1. plug in phone & turn on
2. Run devmgt.msc (should see the phone under mobile devices with error)
3. double click on device
4 drive tab
5 install driver
6 check "install from specific location."
7 click "Don't search, I will choose the drive to install."
8 Should see list with two items:
An MTp driver
An USB driver
9. IMPORTANT - Chose the USB driver first
10. Ignore error message
11 repeat and install MTP driver this time

Don't know why, but this fixed my problem. Now I need software to sync my contact list. Any thoughts?

george


----------



## saty.martin

*Re: Samsung Trance "MTP" Device won't start (code 10)*

contact to your friend and relative who has this type of phone and connected with PC


----------



## krisitehall

*Re: Samsung Trance "MTP" Device won't start (code 10)*

I am having the same problem with mine. I have a Dell 8300 running XP 32 bit. I have tried so many drivers and troubleshooters, not to mention forums. I called verizon, they sent me to samsung who still couldn't help. Everyone says our pc's should have the driver built in. I also did all my updates as well and still nothing. I can say that when I install it as the usb and then the mtp, it does connect for about 45 seconds, then disconnects and goes back to the error code 10 again. I'm so tired of it. I've had this phone since it was released and the only way I have sync'd anything was either by speed syncing in the 45 seconds its connected or by putting the music on my mini sd. :upset:


----------



## Garnet Avi

*Re: Samsung Trance "MTP" Device won't start (code 10)*

I have this problem, seems to be a recurring issue despite no activity here since Sept.
When I first plugged my phone in, it had the appropriate response of running the hardware wizard. It showed up on WMP as having 800MB despite having a 4GB SD card inserted, so I fiddled with it.

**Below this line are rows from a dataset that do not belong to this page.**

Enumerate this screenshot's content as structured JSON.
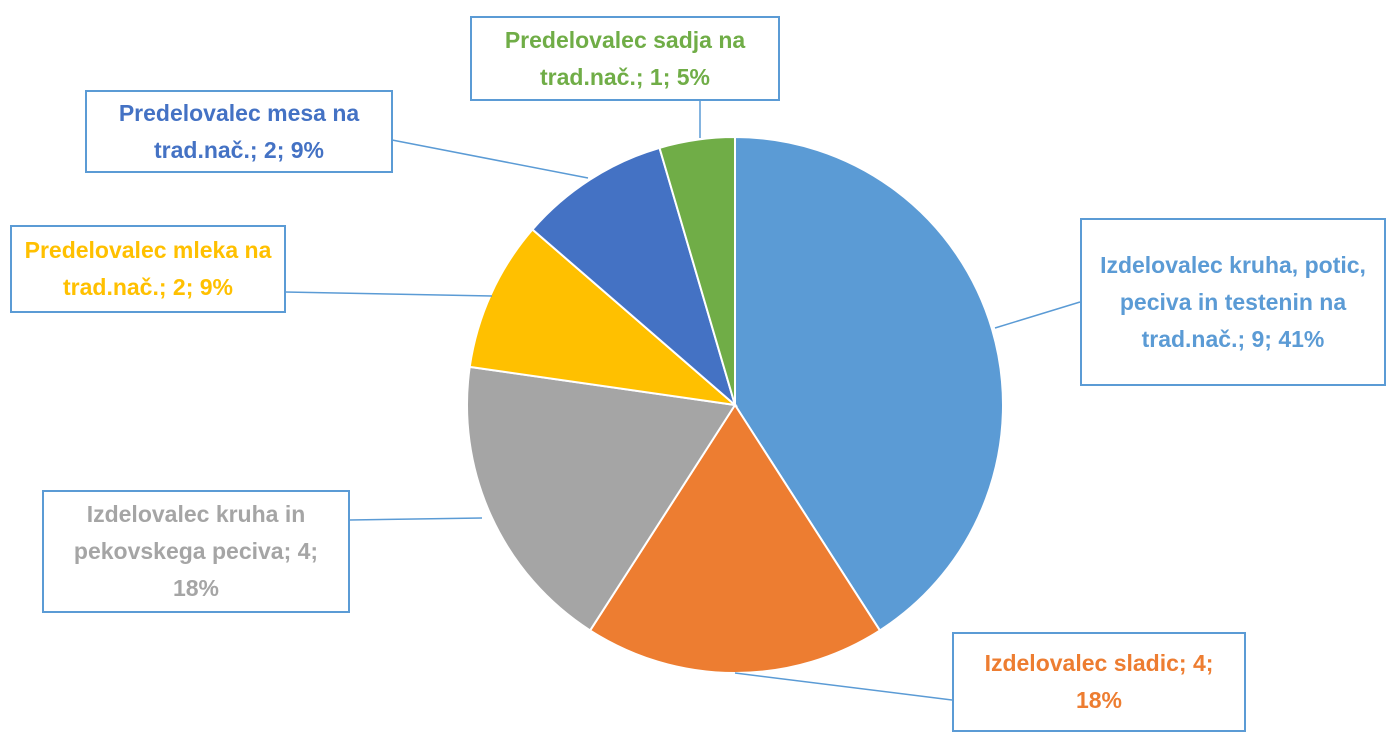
{
  "chart_data": {
    "type": "pie",
    "categories": [
      "Izdelovalec kruha, potic, peciva in testenin na trad.nač.",
      "Izdelovalec sladic",
      "Izdelovalec kruha in pekovskega peciva",
      "Predelovalec mleka na trad.nač.",
      "Predelovalec mesa na trad.nač.",
      "Predelovalec sadja na trad.nač."
    ],
    "values": [
      9,
      4,
      4,
      2,
      2,
      1
    ],
    "labels": [
      "Izdelovalec kruha, potic, peciva in testenin na trad.nač.; 9; 41%",
      "Izdelovalec sladic; 4; 18%",
      "Izdelovalec kruha in pekovskega peciva; 4; 18%",
      "Predelovalec mleka na trad.nač.; 2; 9%",
      "Predelovalec mesa na trad.nač.; 2; 9%",
      "Predelovalec sadja na trad.nač.; 1; 5%"
    ],
    "colors": [
      "#5b9bd5",
      "#ed7d31",
      "#a5a5a5",
      "#ffc000",
      "#4472c4",
      "#70ad47"
    ]
  }
}
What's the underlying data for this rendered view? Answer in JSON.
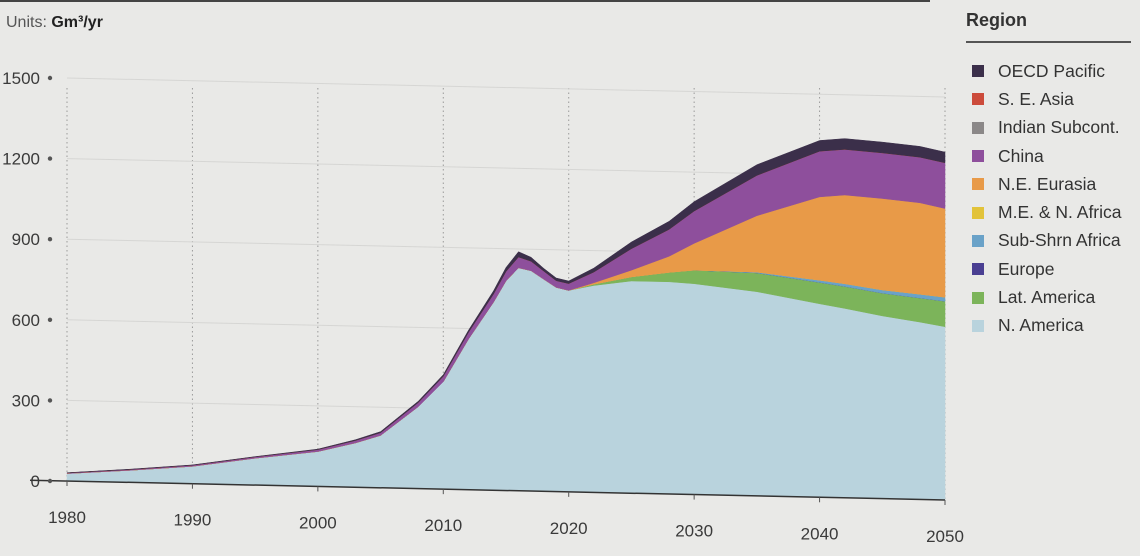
{
  "units_prefix": "Units: ",
  "units_value": "Gm³/yr",
  "legend_title": "Region",
  "chart_data": {
    "type": "area",
    "stacked": true,
    "ylim": [
      0,
      1500
    ],
    "yticks": [
      0,
      300,
      600,
      900,
      1200,
      1500
    ],
    "ytick_labels": [
      "0",
      "300",
      "600",
      "900",
      "1200",
      "1500"
    ],
    "xlim": [
      1980,
      2050
    ],
    "xticks": [
      1980,
      1990,
      2000,
      2010,
      2020,
      2030,
      2040,
      2050
    ],
    "xtick_labels": [
      "1980",
      "1990",
      "2000",
      "2010",
      "2020",
      "2030",
      "2040",
      "2050"
    ],
    "grid": "vertical-dotted",
    "legend_position": "right",
    "x": [
      1980,
      1985,
      1990,
      1995,
      2000,
      2003,
      2005,
      2008,
      2010,
      2012,
      2014,
      2015,
      2016,
      2017,
      2018,
      2019,
      2020,
      2022,
      2025,
      2028,
      2030,
      2035,
      2040,
      2042,
      2045,
      2048,
      2050
    ],
    "series": [
      {
        "name": "N. America",
        "color": "#b9d3dd",
        "values": [
          28,
          45,
          65,
          100,
          130,
          165,
          195,
          305,
          400,
          560,
          700,
          780,
          830,
          820,
          790,
          760,
          750,
          770,
          790,
          790,
          785,
          760,
          720,
          705,
          680,
          660,
          645
        ]
      },
      {
        "name": "Lat. America",
        "color": "#7cb45a",
        "values": [
          0,
          0,
          0,
          0,
          0,
          0,
          0,
          0,
          0,
          0,
          0,
          0,
          0,
          0,
          0,
          0,
          0,
          5,
          15,
          35,
          50,
          70,
          80,
          82,
          85,
          90,
          95
        ]
      },
      {
        "name": "Europe",
        "color": "#4a3f92",
        "values": [
          0,
          0,
          0,
          0,
          0,
          0,
          0,
          0,
          0,
          0,
          0,
          0,
          0,
          0,
          0,
          0,
          0,
          0,
          0,
          0,
          0,
          0,
          0,
          0,
          0,
          0,
          0
        ]
      },
      {
        "name": "Sub-Shrn Africa",
        "color": "#6aa2c8",
        "values": [
          0,
          0,
          0,
          0,
          0,
          0,
          0,
          0,
          0,
          0,
          0,
          0,
          0,
          0,
          0,
          0,
          0,
          0,
          0,
          0,
          0,
          3,
          8,
          10,
          12,
          14,
          15
        ]
      },
      {
        "name": "M.E. & N. Africa",
        "color": "#e2c33a",
        "values": [
          0,
          0,
          0,
          0,
          0,
          0,
          0,
          0,
          0,
          0,
          0,
          0,
          0,
          0,
          0,
          0,
          0,
          0,
          0,
          0,
          0,
          0,
          0,
          0,
          0,
          0,
          0
        ]
      },
      {
        "name": "N.E. Eurasia",
        "color": "#e89a48",
        "values": [
          0,
          0,
          0,
          0,
          0,
          0,
          0,
          0,
          0,
          0,
          0,
          0,
          0,
          0,
          0,
          0,
          0,
          5,
          25,
          60,
          100,
          210,
          310,
          330,
          340,
          340,
          330
        ]
      },
      {
        "name": "China",
        "color": "#8e4f9c",
        "values": [
          2,
          3,
          4,
          5,
          7,
          9,
          10,
          15,
          20,
          25,
          30,
          35,
          40,
          35,
          30,
          25,
          25,
          40,
          80,
          100,
          120,
          150,
          170,
          170,
          170,
          170,
          170
        ]
      },
      {
        "name": "Indian Subcont.",
        "color": "#8b8888",
        "values": [
          0,
          0,
          0,
          0,
          0,
          0,
          0,
          0,
          0,
          0,
          0,
          0,
          0,
          0,
          0,
          0,
          0,
          0,
          0,
          0,
          0,
          0,
          0,
          0,
          0,
          0,
          0
        ]
      },
      {
        "name": "S. E. Asia",
        "color": "#cc4b3b",
        "values": [
          0,
          0,
          0,
          0,
          0,
          0,
          0,
          0,
          0,
          0,
          0,
          0,
          0,
          0,
          0,
          0,
          0,
          0,
          0,
          0,
          0,
          0,
          0,
          0,
          0,
          0,
          0
        ]
      },
      {
        "name": "OECD Pacific",
        "color": "#3b2f4a",
        "values": [
          1,
          1,
          1,
          1,
          2,
          3,
          4,
          5,
          6,
          8,
          12,
          15,
          20,
          15,
          10,
          10,
          10,
          15,
          25,
          30,
          35,
          40,
          40,
          40,
          40,
          40,
          40
        ]
      }
    ]
  }
}
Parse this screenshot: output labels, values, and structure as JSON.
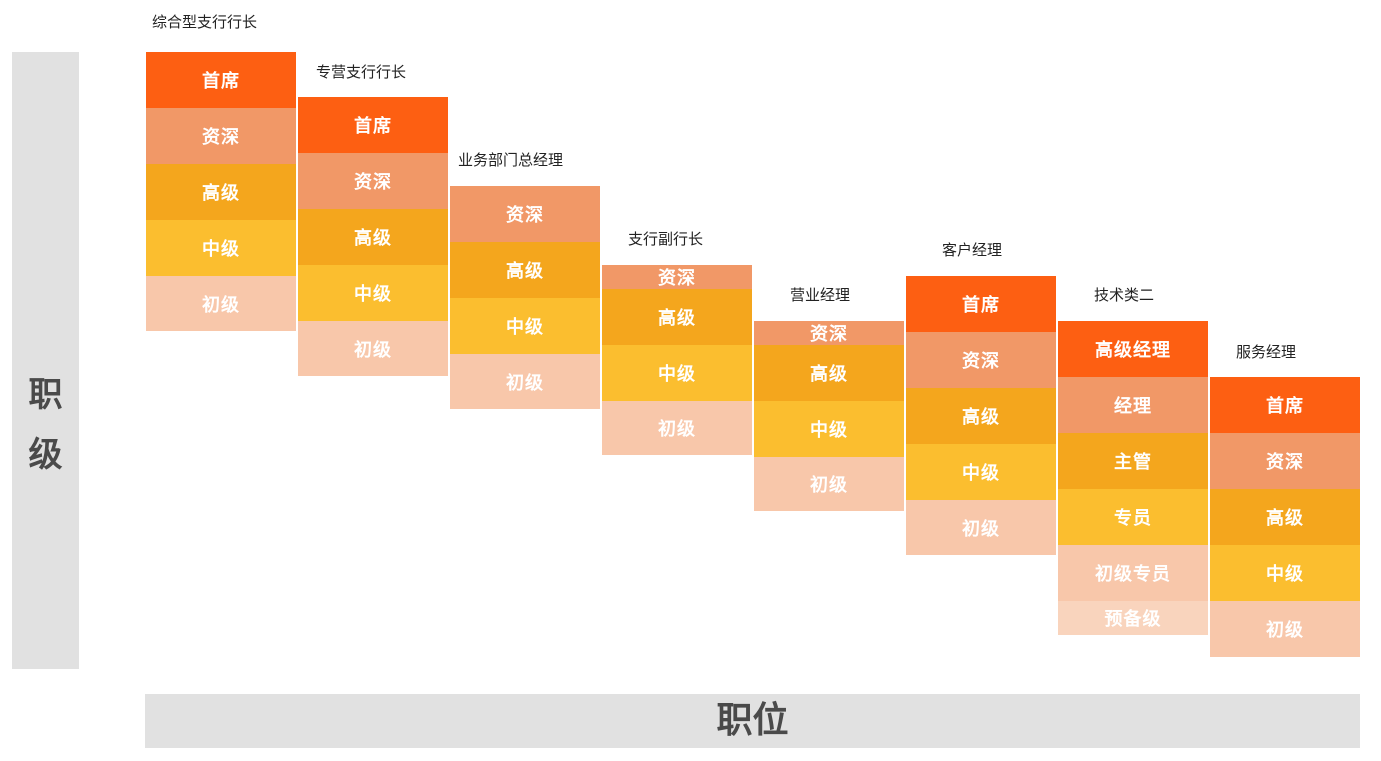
{
  "y_axis_label": "职级",
  "x_axis_label": "职位",
  "colors": {
    "首席": "#fd5f12",
    "资深": "#f19867",
    "高级": "#f4a61d",
    "中级": "#fbbe2f",
    "初级": "#f8c7aa",
    "axis_band": "#e1e1e1"
  },
  "columns": [
    {
      "title": "综合型支行行长",
      "levels": [
        "首席",
        "资深",
        "高级",
        "中级",
        "初级"
      ]
    },
    {
      "title": "专营支行行长",
      "levels": [
        "首席",
        "资深",
        "高级",
        "中级",
        "初级"
      ]
    },
    {
      "title": "业务部门总经理",
      "levels": [
        "资深",
        "高级",
        "中级",
        "初级"
      ]
    },
    {
      "title": "支行副行长",
      "levels": [
        "资深",
        "高级",
        "中级",
        "初级"
      ]
    },
    {
      "title": "营业经理",
      "levels": [
        "资深",
        "高级",
        "中级",
        "初级"
      ]
    },
    {
      "title": "客户经理",
      "levels": [
        "首席",
        "资深",
        "高级",
        "中级",
        "初级"
      ]
    },
    {
      "title": "技术类二",
      "levels": [
        "高级经理",
        "经理",
        "主管",
        "专员",
        "初级专员",
        "预备级"
      ]
    },
    {
      "title": "服务经理",
      "levels": [
        "首席",
        "资深",
        "高级",
        "中级",
        "初级"
      ]
    }
  ]
}
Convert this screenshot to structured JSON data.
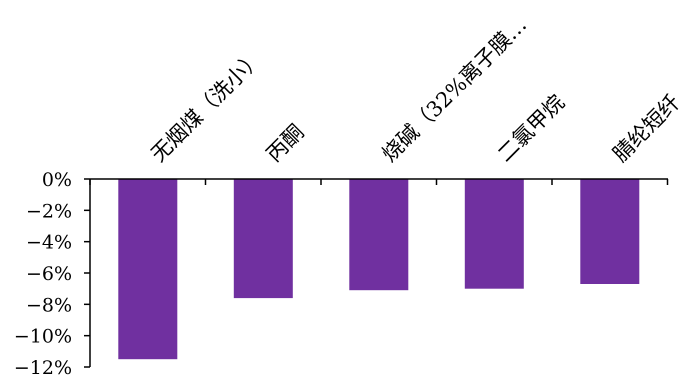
{
  "chart_data": {
    "type": "bar",
    "title": "",
    "xlabel": "",
    "ylabel": "",
    "categories": [
      "无烟煤（洗小）",
      "丙酮",
      "烧碱（32%离子膜…",
      "二氯甲烷",
      "腈纶短纤"
    ],
    "series": [
      {
        "values": [
          -11.5,
          -7.6,
          -7.1,
          -7.0,
          -6.7
        ]
      }
    ],
    "ylim": [
      -12,
      0
    ],
    "y_ticks": [
      "0%",
      "−2%",
      "−4%",
      "−6%",
      "−8%",
      "−10%",
      "−12%"
    ],
    "y_tick_values": [
      0,
      -2,
      -4,
      -6,
      -8,
      -10,
      -12
    ],
    "bar_color": "#7030A0",
    "grid": false,
    "legend": "none"
  }
}
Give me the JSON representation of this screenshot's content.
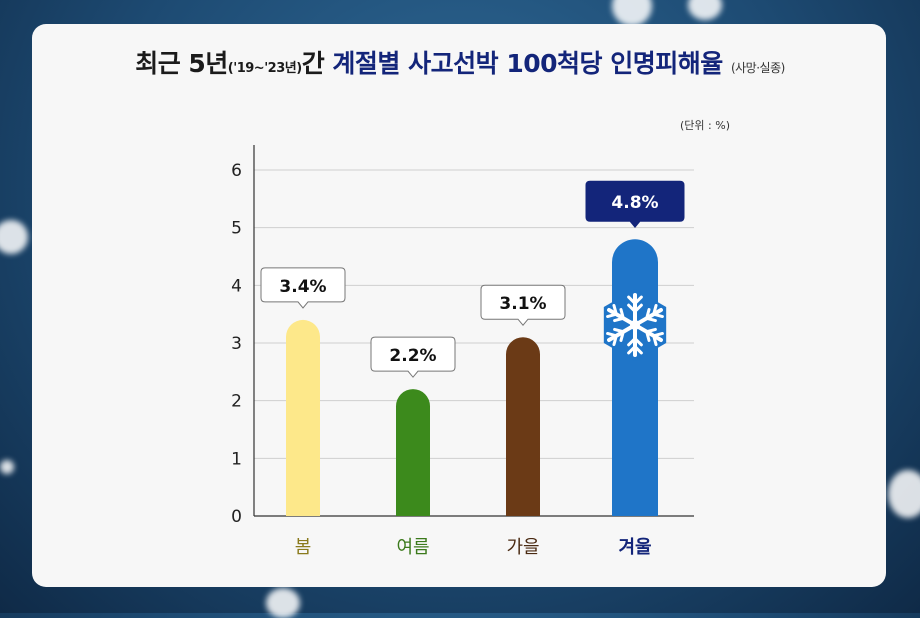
{
  "title": {
    "part1": "최근 5년",
    "period": "('19~'23년)",
    "part2": "간",
    "accent": "계절별 사고선박 100척당 인명피해율",
    "note": "(사망·실종)"
  },
  "unit_label": "(단위 : %)",
  "colors": {
    "background": "#1d4a72",
    "card": "#f7f7f7",
    "accent_title": "#13257a"
  },
  "chart_data": {
    "type": "bar",
    "categories": [
      "봄",
      "여름",
      "가을",
      "겨울"
    ],
    "values": [
      3.4,
      2.2,
      3.1,
      4.8
    ],
    "value_labels": [
      "3.4%",
      "2.2%",
      "3.1%",
      "4.8%"
    ],
    "bar_colors": [
      "#fde88a",
      "#3c8a1c",
      "#6b3a16",
      "#1f75c8"
    ],
    "category_colors": [
      "#8a7a1c",
      "#3c7a1c",
      "#4a2a12",
      "#13257a"
    ],
    "highlight_index": 3,
    "highlight_icon": "snowflake-icon",
    "ylim": [
      0,
      6
    ],
    "yticks": [
      0,
      1,
      2,
      3,
      4,
      5,
      6
    ],
    "grid": true,
    "xlabel": "",
    "ylabel": ""
  }
}
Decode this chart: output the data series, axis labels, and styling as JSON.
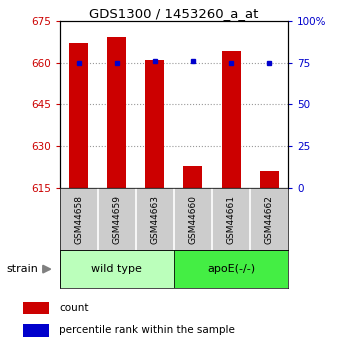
{
  "title": "GDS1300 / 1453260_a_at",
  "samples": [
    "GSM44658",
    "GSM44659",
    "GSM44663",
    "GSM44660",
    "GSM44661",
    "GSM44662"
  ],
  "counts": [
    667,
    669,
    661,
    623,
    664,
    621
  ],
  "percentile_ranks": [
    75,
    75,
    76,
    76,
    75,
    75
  ],
  "ylim_left": [
    615,
    675
  ],
  "ylim_right": [
    0,
    100
  ],
  "yticks_left": [
    615,
    630,
    645,
    660,
    675
  ],
  "yticks_right": [
    0,
    25,
    50,
    75,
    100
  ],
  "ytick_labels_left": [
    "615",
    "630",
    "645",
    "660",
    "675"
  ],
  "ytick_labels_right": [
    "0",
    "25",
    "50",
    "75",
    "100%"
  ],
  "bar_color": "#cc0000",
  "dot_color": "#0000cc",
  "groups": [
    {
      "label": "wild type",
      "indices": [
        0,
        1,
        2
      ],
      "color": "#bbffbb"
    },
    {
      "label": "apoE(-/-)",
      "indices": [
        3,
        4,
        5
      ],
      "color": "#44ee44"
    }
  ],
  "strain_label": "strain",
  "background_color": "#ffffff",
  "grid_color": "#888888",
  "bar_width": 0.5,
  "figsize": [
    3.41,
    3.45
  ],
  "dpi": 100
}
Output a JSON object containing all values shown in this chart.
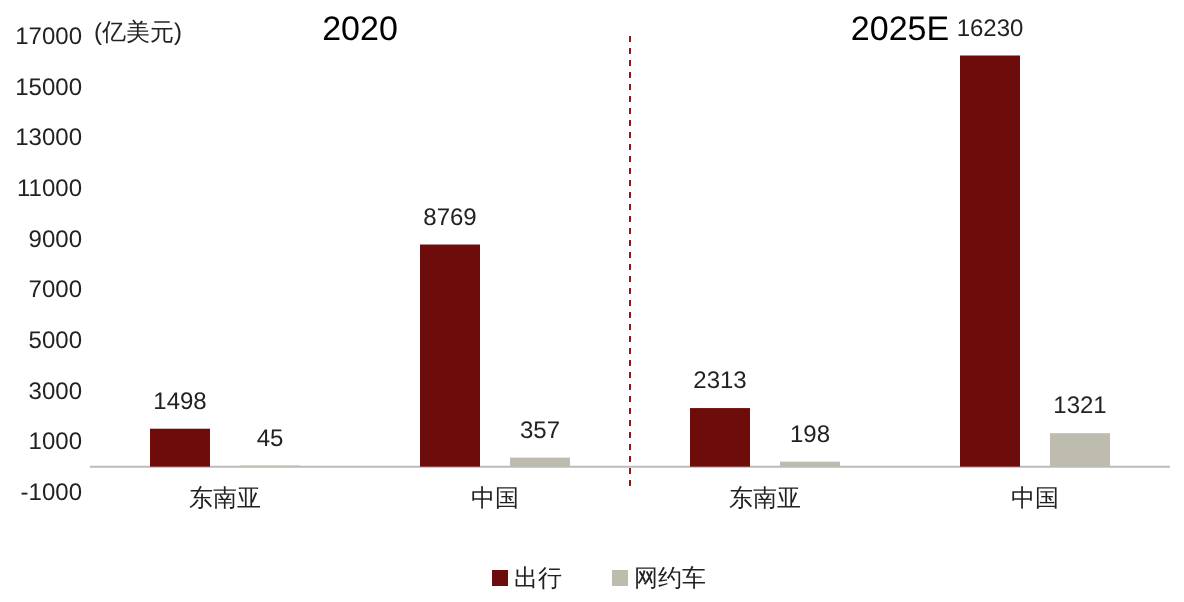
{
  "chart_data": [
    {
      "type": "bar",
      "title": "2020",
      "ylabel": "(亿美元)",
      "categories": [
        "东南亚",
        "中国"
      ],
      "series": [
        {
          "name": "出行",
          "color": "#6e0b0b",
          "values": [
            1498,
            8769
          ]
        },
        {
          "name": "网约车",
          "color": "#bdbcae",
          "values": [
            45,
            357
          ]
        }
      ],
      "ylim": [
        -1000,
        17000
      ],
      "yticks": [
        -1000,
        1000,
        3000,
        5000,
        7000,
        9000,
        11000,
        13000,
        15000,
        17000
      ],
      "data_labels": true,
      "legend": "bottom",
      "grid": false
    },
    {
      "type": "bar",
      "title": "2025E",
      "categories": [
        "东南亚",
        "中国"
      ],
      "series": [
        {
          "color": "#6e0b0b",
          "values": [
            2313,
            16230
          ]
        },
        {
          "color": "#bdbcae",
          "values": [
            198,
            1321
          ]
        }
      ],
      "ylim": [
        -1000,
        17000
      ],
      "data_labels": true,
      "tick_labels": "x",
      "grid": false
    }
  ]
}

Then, every subsequent attempt to reaccess it showed no acknowledgment it was plugged in minus the battery charging. So, I searched for the problem in google.
After reading this thread and a similar, I had several observations:
1. Phone companies are bad on customer service on non-high-end phones
2. We all seem to have XP (maybe even Pro, although I don't see how that'd make a difference)
3. The drivers didn't seem to install correctly and need to be reinstalled.

Since I know no way of doing this manually (I'm decent at computers, but I don't know how to search out the correct file), I did a system restore. Then I did this:


gsmathe said:


> 5 install driver
> 6 check "install from specific location."
> 7 click "Don't search, I will choose the drive to install."
> 8 Should see list with two items:
> An MTp driver
> An USB driver
> 9. IMPORTANT - Chose the USB driver first
> 10. Ignore error message
> 11 repeat and install MTP driver this time


So far I have gotten the device to show up in WMP with my SD card capacity listed. I have gotten more than the 45 sec. mentioned by another poster and successful put almost 2 GB of music onto the phone.
I was almost afraid to unplug it, but doing so and the reconnecting it worked out okay. 
I believe that I've fixed my problem, but I'll keep you updated if it stops working or something. I hope my comments helped all of you as yours did me.
~Avi


----------



## dai

*Re: Samsung Trance "MTP" Device won't start (code 10)*

glad you appear to have it sorted and posting your fix for the problem

i will mark it solved,if it re=occurs post back here


----------



## lilahblair

This does not help me. My phone is a samsung trance and when i plug it into the front usb drive it says "connect to the pc" but the only option the phone gives me is to disconnect. pressing the music button does nothing. there are no pop-ups when i plug the phone into the computer.


----------